LightSquared: GPS Community Has No Legal Gripe
In a formal submission to the FCC on Wednesday, LightSquared asserted that the GPS community has no legal standing to complain about interference.

In a formal submission to the FCC on Wednesday, LightSquared asserted that the GPS community has no legal standing to complain about interference. “The commercial GPS industry has manufactured, and sold to unsuspecting consumers, unlicensed and poorly designed GPS receivers that illegally ‘listen’ on LightSquared’s owned and licensed frequencies,” the company said in the document. LightSquared claimed that GPS manufacturers also knew adjacent frequency interference was possible but made no attempt to prevent it.

The would-be broadband provider had made these points earlier in correspondence, and GPS manufacturers had refuted them. 
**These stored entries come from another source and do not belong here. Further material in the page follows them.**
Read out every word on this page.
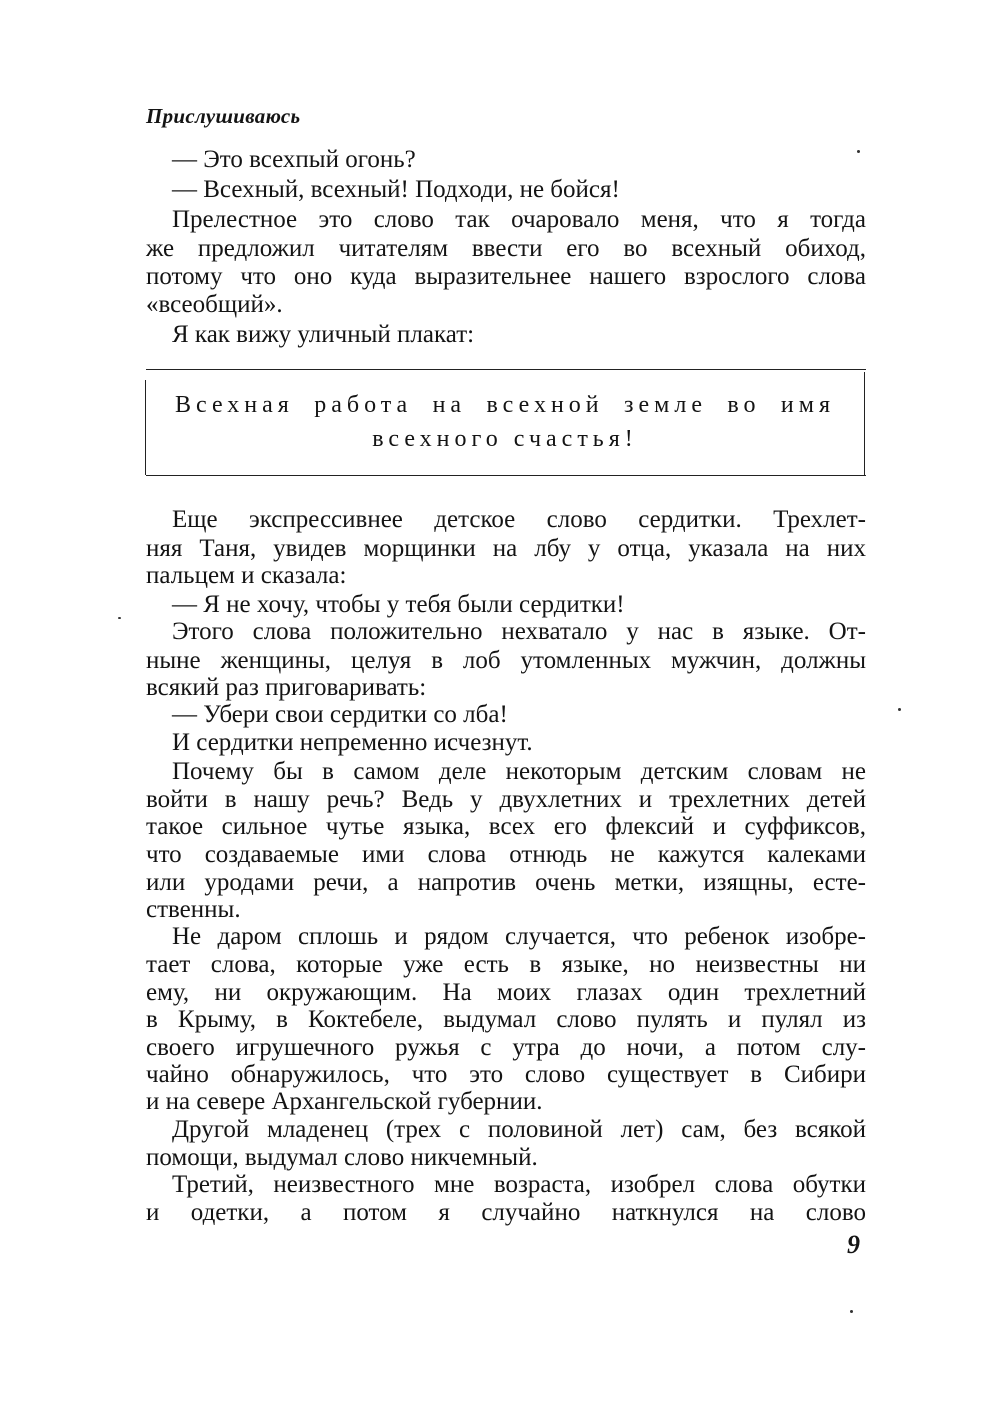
Прислушиваюсь
— Это всехпый огонь?
— Всехный, всехный! Подходи, не бойся!
Прелестное это слово так очаровало меня, что я тогда
же предложил читателям ввести его во всехный обиход,
потому что оно куда выразительнее нашего взрослого слова
«всеобщий».
Я как вижу уличный плакат:
Всехная работа на всехной земле во имя
всехного счастья!
Еще экспрессивнее детское слово сердитки. Трехлет-
няя Таня, увидев морщинки на лбу у отца, указала на них
пальцем и сказала:
— Я не хочу, чтобы у тебя были сердитки!
Этого слова положительно нехватало у нас в языке. От-
ныне женщины, целуя в лоб утомленных мужчин, должны
всякий раз приговаривать:
— Убери свои сердитки со лба!
И сердитки непременно исчезнут.
Почему бы в самом деле некоторым детским словам не
войти в нашу речь? Ведь у двухлетних и трехлетних детей
такое сильное чутье языка, всех его флексий и суффиксов,
что создаваемые ими слова отнюдь не кажутся калеками
или уродами речи, а напротив очень метки, изящны, есте-
ственны.
Не даром сплошь и рядом случается, что ребенок изобре-
тает слова, которые уже есть в языке, но неизвестны ни
ему, ни окружающим. На моих глазах один трехлетний
в Крыму, в Коктебеле, выдумал слово пулять и пулял из
своего игрушечного ружья с утра до ночи, а потом слу-
чайно обнаружилось, что это слово существует в Сибири
и на севере Архангельской губернии.
Другой младенец (трех с половиной лет) сам, без всякой
помощи, выдумал слово никчемный.
Третий, неизвестного мне возраста, изобрел слова обутки
и одетки, а потом я случайно наткнулся на слово
9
Industry observers now suggest LightSquared’s formal request for a fast FCC decision in its favor reflects the extreme pressures under which it now finds itself. By year-end it could sign a $9 billion contract with Sprint, provided the FCC agrees that GPS interference has been solved. To meet Sprint’s condition, LightSquared proposed to the FCC that it would vacate its interference-producing frequency close to that of GPS, in exchange for the FCC’s fast-tracking LightSquared’s Internet broadcasting startup over its alternate, supposedly interference-free, frequency. 

Finally, company cash is dwindling, an obstacle probably complicated by advice from federal regulators that LightSquared’s parent, Harbinger Holdings, will be investigated for possible fraud.